The fact that these two Japanese removed themselves from the roll of directors and officers of Vegetable Farms and continued the management of the corporation by the use of nominal directors and operators was probably the greatest service which they could have done to the corporation, and, if the corporation paid them for this service, we do not think it lies in the mouth of anyone to say that the service was not valuable. It is obvious enough that the payment of these salaries was not made for the purpose of defeating tax to the government. The situation which forced the retirement was oppressive enough, and, while at the time it may have been justified as a military necessity, it seems vindictive to punish this corporation further because it happened to be owned by citizens of Japanese ancestry, even in time of war with the government of Japan.

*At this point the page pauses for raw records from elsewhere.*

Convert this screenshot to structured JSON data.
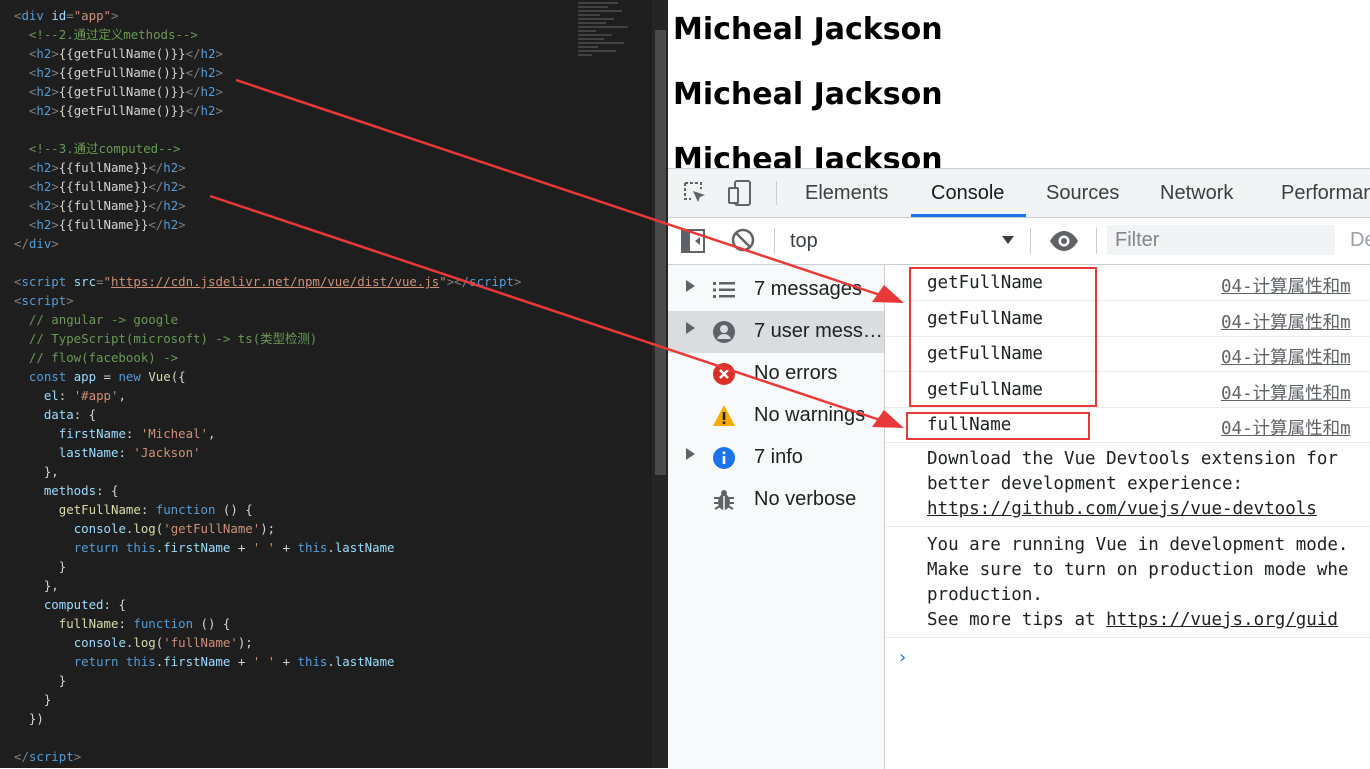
{
  "editor": {
    "lines": [
      [
        [
          "<",
          "tag"
        ],
        [
          "div ",
          "tn"
        ],
        [
          "id",
          "an"
        ],
        [
          "=",
          "tag"
        ],
        [
          "\"app\"",
          "str"
        ],
        [
          ">",
          "tag"
        ]
      ],
      [
        [
          "  <!--2.通过定义methods-->",
          "cm"
        ]
      ],
      [
        [
          "  <",
          "tag"
        ],
        [
          "h2",
          "tn"
        ],
        [
          ">",
          "tag"
        ],
        [
          "{{getFullName()}}",
          "plain"
        ],
        [
          "</",
          "tag"
        ],
        [
          "h2",
          "tn"
        ],
        [
          ">",
          "tag"
        ]
      ],
      [
        [
          "  <",
          "tag"
        ],
        [
          "h2",
          "tn"
        ],
        [
          ">",
          "tag"
        ],
        [
          "{{getFullName()}}",
          "plain"
        ],
        [
          "</",
          "tag"
        ],
        [
          "h2",
          "tn"
        ],
        [
          ">",
          "tag"
        ]
      ],
      [
        [
          "  <",
          "tag"
        ],
        [
          "h2",
          "tn"
        ],
        [
          ">",
          "tag"
        ],
        [
          "{{getFullName()}}",
          "plain"
        ],
        [
          "</",
          "tag"
        ],
        [
          "h2",
          "tn"
        ],
        [
          ">",
          "tag"
        ]
      ],
      [
        [
          "  <",
          "tag"
        ],
        [
          "h2",
          "tn"
        ],
        [
          ">",
          "tag"
        ],
        [
          "{{getFullName()}}",
          "plain"
        ],
        [
          "</",
          "tag"
        ],
        [
          "h2",
          "tn"
        ],
        [
          ">",
          "tag"
        ]
      ],
      [],
      [
        [
          "  <!--3.通过computed-->",
          "cm"
        ]
      ],
      [
        [
          "  <",
          "tag"
        ],
        [
          "h2",
          "tn"
        ],
        [
          ">",
          "tag"
        ],
        [
          "{{fullName}}",
          "plain"
        ],
        [
          "</",
          "tag"
        ],
        [
          "h2",
          "tn"
        ],
        [
          ">",
          "tag"
        ]
      ],
      [
        [
          "  <",
          "tag"
        ],
        [
          "h2",
          "tn"
        ],
        [
          ">",
          "tag"
        ],
        [
          "{{fullName}}",
          "plain"
        ],
        [
          "</",
          "tag"
        ],
        [
          "h2",
          "tn"
        ],
        [
          ">",
          "tag"
        ]
      ],
      [
        [
          "  <",
          "tag"
        ],
        [
          "h2",
          "tn"
        ],
        [
          ">",
          "tag"
        ],
        [
          "{{fullName}}",
          "plain"
        ],
        [
          "</",
          "tag"
        ],
        [
          "h2",
          "tn"
        ],
        [
          ">",
          "tag"
        ]
      ],
      [
        [
          "  <",
          "tag"
        ],
        [
          "h2",
          "tn"
        ],
        [
          ">",
          "tag"
        ],
        [
          "{{fullName}}",
          "plain"
        ],
        [
          "</",
          "tag"
        ],
        [
          "h2",
          "tn"
        ],
        [
          ">",
          "tag"
        ]
      ],
      [
        [
          "</",
          "tag"
        ],
        [
          "div",
          "tn"
        ],
        [
          ">",
          "tag"
        ]
      ],
      [],
      [
        [
          "<",
          "tag"
        ],
        [
          "script ",
          "tn"
        ],
        [
          "src",
          "an"
        ],
        [
          "=",
          "tag"
        ],
        [
          "\"",
          "str"
        ],
        [
          "https://cdn.jsdelivr.net/npm/vue/dist/vue.js",
          "url"
        ],
        [
          "\"",
          "str"
        ],
        [
          "></",
          "tag"
        ],
        [
          "script",
          "tn"
        ],
        [
          ">",
          "tag"
        ]
      ],
      [
        [
          "<",
          "tag"
        ],
        [
          "script",
          "tn"
        ],
        [
          ">",
          "tag"
        ]
      ],
      [
        [
          "  // angular -> google",
          "cm"
        ]
      ],
      [
        [
          "  // TypeScript(microsoft) -> ts(类型检测)",
          "cm"
        ]
      ],
      [
        [
          "  // flow(facebook) ->",
          "cm"
        ]
      ],
      [
        [
          "  ",
          "plain"
        ],
        [
          "const ",
          "kw"
        ],
        [
          "app",
          "prop"
        ],
        [
          " = ",
          "plain"
        ],
        [
          "new ",
          "kw"
        ],
        [
          "Vue",
          "fn"
        ],
        [
          "({",
          "plain"
        ]
      ],
      [
        [
          "    ",
          "plain"
        ],
        [
          "el",
          "prop"
        ],
        [
          ": ",
          "plain"
        ],
        [
          "'#app'",
          "str"
        ],
        [
          ",",
          "plain"
        ]
      ],
      [
        [
          "    ",
          "plain"
        ],
        [
          "data",
          "prop"
        ],
        [
          ": {",
          "plain"
        ]
      ],
      [
        [
          "      ",
          "plain"
        ],
        [
          "firstName",
          "prop"
        ],
        [
          ": ",
          "plain"
        ],
        [
          "'Micheal'",
          "str"
        ],
        [
          ",",
          "plain"
        ]
      ],
      [
        [
          "      ",
          "plain"
        ],
        [
          "lastName",
          "prop"
        ],
        [
          ": ",
          "plain"
        ],
        [
          "'Jackson'",
          "str"
        ]
      ],
      [
        [
          "    },",
          "plain"
        ]
      ],
      [
        [
          "    ",
          "plain"
        ],
        [
          "methods",
          "prop"
        ],
        [
          ": {",
          "plain"
        ]
      ],
      [
        [
          "      ",
          "plain"
        ],
        [
          "getFullName",
          "fn"
        ],
        [
          ": ",
          "plain"
        ],
        [
          "function",
          "kw"
        ],
        [
          " () {",
          "plain"
        ]
      ],
      [
        [
          "        ",
          "plain"
        ],
        [
          "console",
          "prop"
        ],
        [
          ".",
          "plain"
        ],
        [
          "log",
          "fn"
        ],
        [
          "(",
          "plain"
        ],
        [
          "'getFullName'",
          "str"
        ],
        [
          ");",
          "plain"
        ]
      ],
      [
        [
          "        ",
          "plain"
        ],
        [
          "return ",
          "kw"
        ],
        [
          "this",
          "kw"
        ],
        [
          ".",
          "plain"
        ],
        [
          "firstName",
          "prop"
        ],
        [
          " + ",
          "plain"
        ],
        [
          "' '",
          "str"
        ],
        [
          " + ",
          "plain"
        ],
        [
          "this",
          "kw"
        ],
        [
          ".",
          "plain"
        ],
        [
          "lastName",
          "prop"
        ]
      ],
      [
        [
          "      }",
          "plain"
        ]
      ],
      [
        [
          "    },",
          "plain"
        ]
      ],
      [
        [
          "    ",
          "plain"
        ],
        [
          "computed",
          "prop"
        ],
        [
          ": {",
          "plain"
        ]
      ],
      [
        [
          "      ",
          "plain"
        ],
        [
          "fullName",
          "fn"
        ],
        [
          ": ",
          "plain"
        ],
        [
          "function",
          "kw"
        ],
        [
          " () {",
          "plain"
        ]
      ],
      [
        [
          "        ",
          "plain"
        ],
        [
          "console",
          "prop"
        ],
        [
          ".",
          "plain"
        ],
        [
          "log",
          "fn"
        ],
        [
          "(",
          "plain"
        ],
        [
          "'fullName'",
          "str"
        ],
        [
          ");",
          "plain"
        ]
      ],
      [
        [
          "        ",
          "plain"
        ],
        [
          "return ",
          "kw"
        ],
        [
          "this",
          "kw"
        ],
        [
          ".",
          "plain"
        ],
        [
          "firstName",
          "prop"
        ],
        [
          " + ",
          "plain"
        ],
        [
          "' '",
          "str"
        ],
        [
          " + ",
          "plain"
        ],
        [
          "this",
          "kw"
        ],
        [
          ".",
          "plain"
        ],
        [
          "lastName",
          "prop"
        ]
      ],
      [
        [
          "      }",
          "plain"
        ]
      ],
      [
        [
          "    }",
          "plain"
        ]
      ],
      [
        [
          "  })",
          "plain"
        ]
      ],
      [],
      [
        [
          "</",
          "tag"
        ],
        [
          "script",
          "tn"
        ],
        [
          ">",
          "tag"
        ]
      ]
    ]
  },
  "page": {
    "headings": [
      "Micheal Jackson",
      "Micheal Jackson",
      "Micheal Jackson"
    ]
  },
  "devtools": {
    "tabs": {
      "elements": "Elements",
      "console": "Console",
      "sources": "Sources",
      "network": "Network",
      "performance": "Performan"
    },
    "context": "top",
    "filter_placeholder": "Filter",
    "levels_partial": "De",
    "sidebar": [
      {
        "label": "7 messages",
        "icon": "list-icon",
        "expandable": true
      },
      {
        "label": "7 user mess…",
        "icon": "user-icon",
        "expandable": true,
        "selected": true
      },
      {
        "label": "No errors",
        "icon": "error-icon",
        "expandable": false
      },
      {
        "label": "No warnings",
        "icon": "warning-icon",
        "expandable": false
      },
      {
        "label": "7 info",
        "icon": "info-icon",
        "expandable": true
      },
      {
        "label": "No verbose",
        "icon": "bug-icon",
        "expandable": false
      }
    ],
    "logs": [
      {
        "text": "getFullName",
        "source": "04-计算属性和m"
      },
      {
        "text": "getFullName",
        "source": "04-计算属性和m"
      },
      {
        "text": "getFullName",
        "source": "04-计算属性和m"
      },
      {
        "text": "getFullName",
        "source": "04-计算属性和m"
      },
      {
        "text": "fullName",
        "source": "04-计算属性和m"
      }
    ],
    "devtools_msg": {
      "line1": "Download the Vue Devtools extension for",
      "line2": "better development experience:",
      "link": "https://github.com/vuejs/vue-devtools"
    },
    "prod_msg": {
      "line1": "You are running Vue in development mode.",
      "line2": "Make sure to turn on production mode whe",
      "line3": "production.",
      "line4_prefix": "See more tips at ",
      "line4_link": "https://vuejs.org/guid"
    },
    "prompt": "›"
  },
  "colors": {
    "annotation": "#e8383a",
    "accent": "#1a73e8"
  }
}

There seems to be no justifiable basis likewise for the Tax Court to disallow the depreciation which was set up by the taxpayer. Therefore, the findings of fact are set aside. The depreciation was apparently arrived at by some process which we cannot plumb. The figure of ten years for tractors seems to have been found in thin air. The opinion of the Tax Court shows the depreciation figure used was pure speculation. But it is suggested that the burden is upon the petitioners to prove the Commissioner wrong by the preponderance of the evidence. Testimony was introduced. There were facts in the record upon which some determination could have been based. Two witnesses testified that a proper depreciation rate would be twenty-five per cent per annum. The Commissioner's figure is unsupported and is clearly erroneous.

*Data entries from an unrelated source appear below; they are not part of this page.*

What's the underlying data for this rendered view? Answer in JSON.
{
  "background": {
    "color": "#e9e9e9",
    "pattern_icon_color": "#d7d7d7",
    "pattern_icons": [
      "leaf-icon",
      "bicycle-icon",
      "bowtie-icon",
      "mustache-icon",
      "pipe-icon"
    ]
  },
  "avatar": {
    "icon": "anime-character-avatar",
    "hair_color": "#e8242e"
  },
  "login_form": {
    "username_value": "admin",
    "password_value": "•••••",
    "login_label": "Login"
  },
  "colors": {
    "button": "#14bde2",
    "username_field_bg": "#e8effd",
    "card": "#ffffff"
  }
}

There is a further matter which is probably a question of law. The Commissioner, affirmed by the Tax Court, computed the base period net income of the partnership, which was the taxpayer's predecessor, and allowed $12,000 a year as a reasonable deduction for the salaries of the partners for services actually rendered. In this respect, the Tax Court absolutely disregarded the fact that the predecessor partnership paid a salary to Tamura, as general manager, in the respective amounts of $2,100, $2,100, $2,250 and $2,100. While the Commissioner purported to act pursuant to § 742 of the Internal Revenue Code, 26 U.S.C.A. § 742, and § 35.742-1(b) (2) of Treasury Regulations 112, this computation was not correct. The partnership farmed an average of 2,500 acres during the base period and 3,500 acres during the fiscal year ending in 1941. The amount of work involved in operating the business of the partnership was not the same as that involved in the business of the taxpayer. The use of the salaries paid by taxpayer during the first year of its corporate existence is not controlling in determining comparable salaries. Matsuno rendered only part time services to the partnership during the base period. The salary paid to him by taxpayer during the first year of its corporate existence, when he worked full time, could not be used as a comparable salary.
In all respects, the basis used by the Commissioner was unfair and unreasonable.
Reversed and remanded for further proceedings in accordance with this opinion.